Falling petroleum prices prevented the import bill from climbing even more in November and, combined with improvement in the labor market, are boosting household purchasing power. Strengthening global growth may also boost exports in coming months, helping American manufacturers such as Alcoa Inc.
“As we improve and the rest of the world improves, exports and imports are both going to go higher,” said Brian Jones, a senior U.S. economist at Societe Generale in New York, whose forecast of $45 billion was the highest in the Bloomberg survey. “You end up having deterioration in the accounts because I think imports will grow faster than exports.”
Stock-index futures were little changed as concern China will refrain from monetary easing offset Japan’s $116 billion plan to boost the economy. The contract on the Standard & Poor’s 500 Index expiring in March fell less than 0.1 percent to 1,467 at 8:49 a.m. in New York.
The median forecast in a Bloomberg survey of 69 economists projected the deficit would narrow to $41.3 billion. Estimates ranged from gaps of $39.8 billion to $45 billion. October’s deficit was revised from an initially reported $42.2 billion.
Imports increased 3.8 percent to $231.3 billion, the most since April, from $222.9 billion in October. Purchases of foreign-made autos and parts climbed by $1.51 billion and demand for cellular telephones jumped by $1.81 billion, the report showed.
Exports increased 1 percent in November to $182.6 billion, the report showed. The gain was led by sales of automobiles and parts and telecommunications equipment.
After eliminating the influence of prices to produce the numbers used to calculate gross domestic product, the trade deficit widened to $51.9 billion from $46 billion.
The jump may mean that trade subtracted from growth last quarter.
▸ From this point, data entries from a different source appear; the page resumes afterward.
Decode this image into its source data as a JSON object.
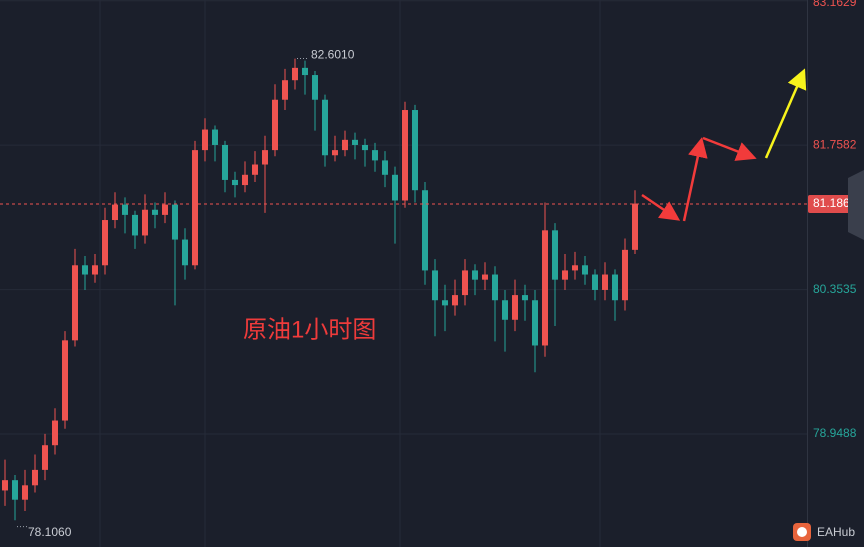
{
  "chart_data": {
    "type": "candlestick",
    "title": "原油1小时图",
    "watermark": "EAHub",
    "up_color": "#ef5350",
    "down_color": "#26a69a",
    "ylim": [
      77.85,
      83.17
    ],
    "yticks": [
      78.9488,
      80.3535,
      81.7582,
      83.1629
    ],
    "grid": true,
    "last_price": {
      "value": 81.186,
      "label": "81.1860"
    },
    "high_label": {
      "value": 82.601,
      "label": "82.6010"
    },
    "low_label": {
      "value": 78.106,
      "label": "78.1060"
    },
    "open": [
      78.4,
      78.5,
      78.31,
      78.45,
      78.6,
      78.84,
      79.08,
      79.86,
      80.59,
      80.5,
      80.59,
      81.03,
      81.18,
      81.08,
      80.88,
      81.13,
      81.08,
      81.18,
      80.84,
      80.59,
      81.71,
      81.91,
      81.76,
      81.42,
      81.37,
      81.47,
      81.57,
      81.71,
      82.2,
      82.39,
      82.51,
      82.44,
      82.2,
      81.66,
      81.71,
      81.81,
      81.76,
      81.71,
      81.61,
      81.47,
      81.22,
      82.1,
      81.32,
      80.54,
      80.25,
      80.2,
      80.3,
      80.54,
      80.45,
      80.5,
      80.25,
      80.06,
      80.3,
      80.25,
      79.81,
      80.93,
      80.45,
      80.54,
      80.59,
      80.5,
      80.35,
      80.5,
      80.25,
      80.74
    ],
    "high": [
      78.7,
      78.55,
      78.6,
      78.75,
      78.95,
      79.2,
      79.95,
      80.75,
      80.68,
      80.7,
      81.15,
      81.3,
      81.25,
      81.12,
      81.28,
      81.2,
      81.3,
      81.22,
      80.95,
      81.8,
      82.02,
      81.95,
      81.8,
      81.5,
      81.6,
      81.7,
      81.85,
      82.35,
      82.5,
      82.6,
      82.58,
      82.48,
      82.25,
      81.85,
      81.9,
      81.88,
      81.82,
      81.78,
      81.7,
      81.55,
      82.18,
      82.15,
      81.4,
      80.65,
      80.4,
      80.45,
      80.65,
      80.6,
      80.62,
      80.58,
      80.35,
      80.45,
      80.4,
      80.35,
      81.2,
      81.0,
      80.7,
      80.72,
      80.68,
      80.55,
      80.62,
      80.55,
      80.85,
      81.32
    ],
    "low": [
      78.25,
      78.11,
      78.2,
      78.38,
      78.5,
      78.75,
      79.0,
      79.8,
      80.35,
      80.42,
      80.5,
      80.95,
      80.9,
      80.75,
      80.8,
      80.95,
      81.0,
      80.2,
      80.45,
      80.55,
      81.6,
      81.6,
      81.3,
      81.25,
      81.3,
      81.4,
      81.1,
      81.65,
      82.1,
      82.3,
      82.25,
      81.9,
      81.55,
      81.6,
      81.65,
      81.62,
      81.55,
      81.5,
      81.35,
      80.8,
      81.15,
      81.2,
      80.4,
      79.9,
      79.95,
      80.1,
      80.2,
      80.3,
      80.35,
      79.85,
      79.75,
      79.95,
      80.05,
      79.55,
      79.7,
      80.0,
      80.35,
      80.45,
      80.4,
      80.25,
      80.25,
      80.05,
      80.15,
      80.7
    ],
    "close": [
      78.5,
      78.31,
      78.45,
      78.6,
      78.84,
      79.08,
      79.86,
      80.59,
      80.5,
      80.59,
      81.03,
      81.18,
      81.08,
      80.88,
      81.13,
      81.08,
      81.18,
      80.84,
      80.59,
      81.71,
      81.91,
      81.76,
      81.42,
      81.37,
      81.47,
      81.57,
      81.71,
      82.2,
      82.39,
      82.51,
      82.44,
      82.2,
      81.66,
      81.71,
      81.81,
      81.76,
      81.71,
      81.61,
      81.47,
      81.22,
      82.1,
      81.32,
      80.54,
      80.25,
      80.2,
      80.3,
      80.54,
      80.45,
      80.5,
      80.25,
      80.06,
      80.3,
      80.25,
      79.81,
      80.93,
      80.45,
      80.54,
      80.59,
      80.5,
      80.35,
      80.5,
      80.25,
      80.74,
      81.19
    ]
  }
}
Nonetheless, the hit will probably be reduced as some of the imports go into inventory, which boosts GDP. In addition, purchases of foreign-made business equipment point to a pickup in capital investment in the U.S.
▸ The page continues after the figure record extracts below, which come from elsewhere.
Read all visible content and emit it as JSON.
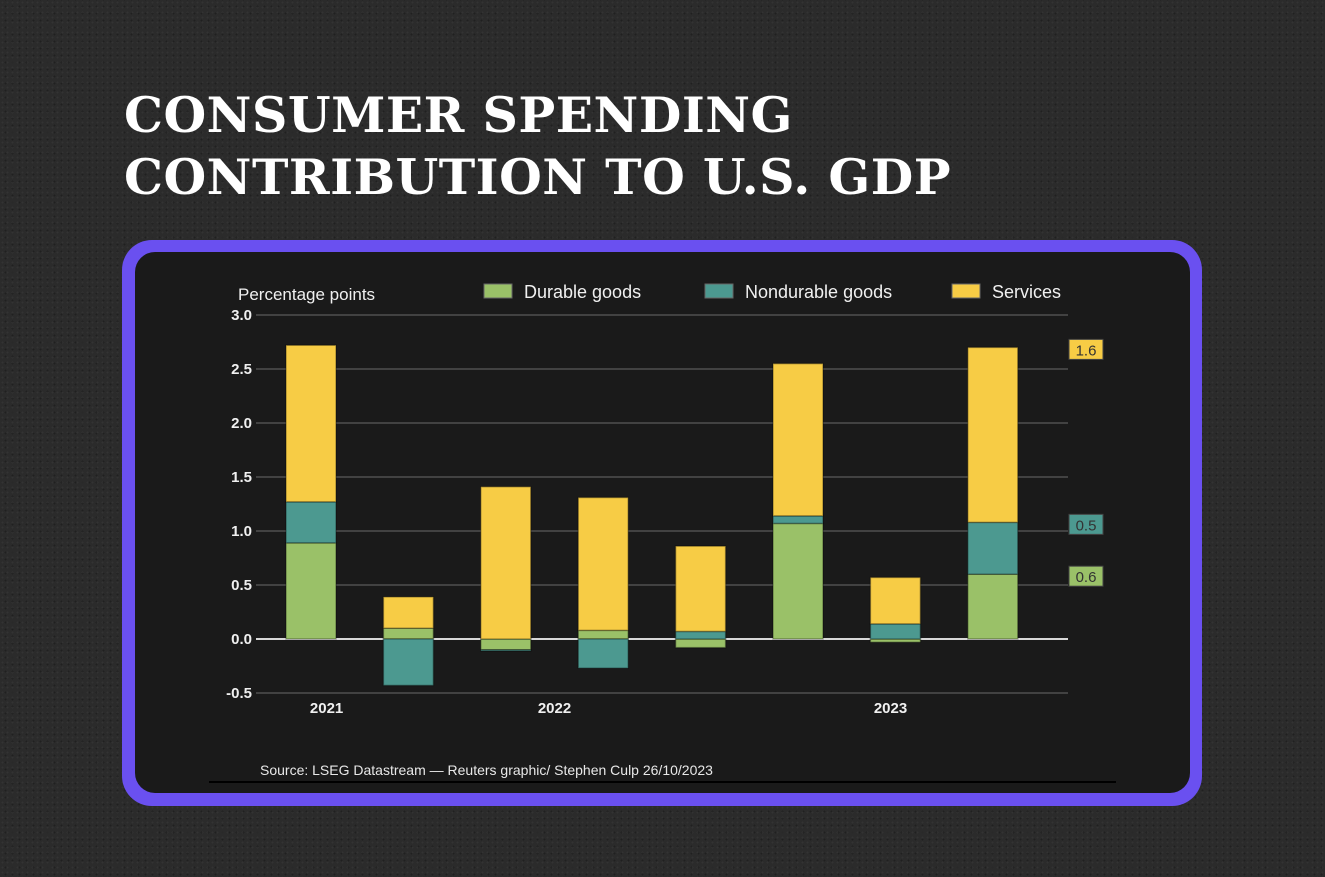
{
  "title": {
    "line1": "CONSUMER SPENDING",
    "line2": "CONTRIBUTION TO U.S. GDP"
  },
  "frame_color": "#6a50f0",
  "chart_data": {
    "type": "bar",
    "stacked": true,
    "ylabel": "Percentage points",
    "ylim": [
      -0.5,
      3.0
    ],
    "yticks": [
      "-0.5",
      "0.0",
      "0.5",
      "1.0",
      "1.5",
      "2.0",
      "2.5",
      "3.0"
    ],
    "grid": true,
    "legend": "top",
    "x_tick_labels": [
      {
        "label": "2021",
        "at": 0.16
      },
      {
        "label": "2022",
        "at": 2.5
      },
      {
        "label": "2023",
        "at": 5.95
      }
    ],
    "series": [
      {
        "name": "Durable goods",
        "color": "#9ac168",
        "values": [
          0.89,
          0.1,
          -0.1,
          0.08,
          -0.08,
          1.07,
          -0.03,
          0.6
        ]
      },
      {
        "name": "Nondurable goods",
        "color": "#4c9990",
        "values": [
          0.38,
          -0.43,
          -0.01,
          -0.27,
          0.07,
          0.07,
          0.14,
          0.48
        ]
      },
      {
        "name": "Services",
        "color": "#f7cc45",
        "values": [
          1.45,
          0.29,
          1.41,
          1.23,
          0.79,
          1.41,
          0.43,
          1.62
        ]
      }
    ],
    "end_labels": [
      {
        "series": 2,
        "text": "1.6"
      },
      {
        "series": 1,
        "text": "0.5"
      },
      {
        "series": 0,
        "text": "0.6"
      }
    ],
    "source": "Source: LSEG Datastream — Reuters graphic/ Stephen Culp  26/10/2023"
  }
}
American manufacturers are selling more overseas. The Tempe, Arizona-based Institute for Supply Management said its factory export gauge rose in December to a seven-month high. Commerce Department data show exports slumped in October by the most in almost four years.
Companies such as Alcoa, the largest U.S. aluminum producer, are counting on higher demand from recovering economies led by China.
Alcoa is projecting aluminum prices will rise with “China rebounding, Europe kind of muddling through -- probably a little better than what most people thought -- and the U.S., hopefully avoiding to hit the debt ceiling and growing at the same pace that it has been growing last year,” Chief Executive Officer Klaus Kleinfeld said on a Jan. 8 earnings call.
The November trade data may have also been influenced by port disruptions. Superstorm Sandy made landfall Oct. 29, causing billions of dollars in damage along the East Coast and delaying freight traffic in the region. In addition, clerical workers at the ports of Los Angeles and Long Beach, the largest U.S. port complex, went on strike Nov. 27 for eight days, affecting about $1 billion of trade a day.
China’s exports jumped 14.1 percent from a year earlier, the most since May, a report showed yesterday. Together with a 19-month high in the pace of China’s manufacturing expansion reported Dec. 31, the figures are boosting optimism that a recovery in the world’s second-biggest economy is gaining traction after a seven-quarter slowdown.
A report from the Labor Department today showed prices of goods imported into the U.S. unexpectedly dropped 0.1 percent in December after falling 0.8 percent the prior month. Economists projected the gauge would rise 0.1 percent, according to the median estimate in a Bloomberg survey.
The cost of imported fuel decreased 0.1 percent in December from the prior month. Import prices minus fuel also declined 0.1 percent last month.
For all of 2012, import prices fell 1.5 percent, the first annual drop since they retreated 10.1 percent in 2008.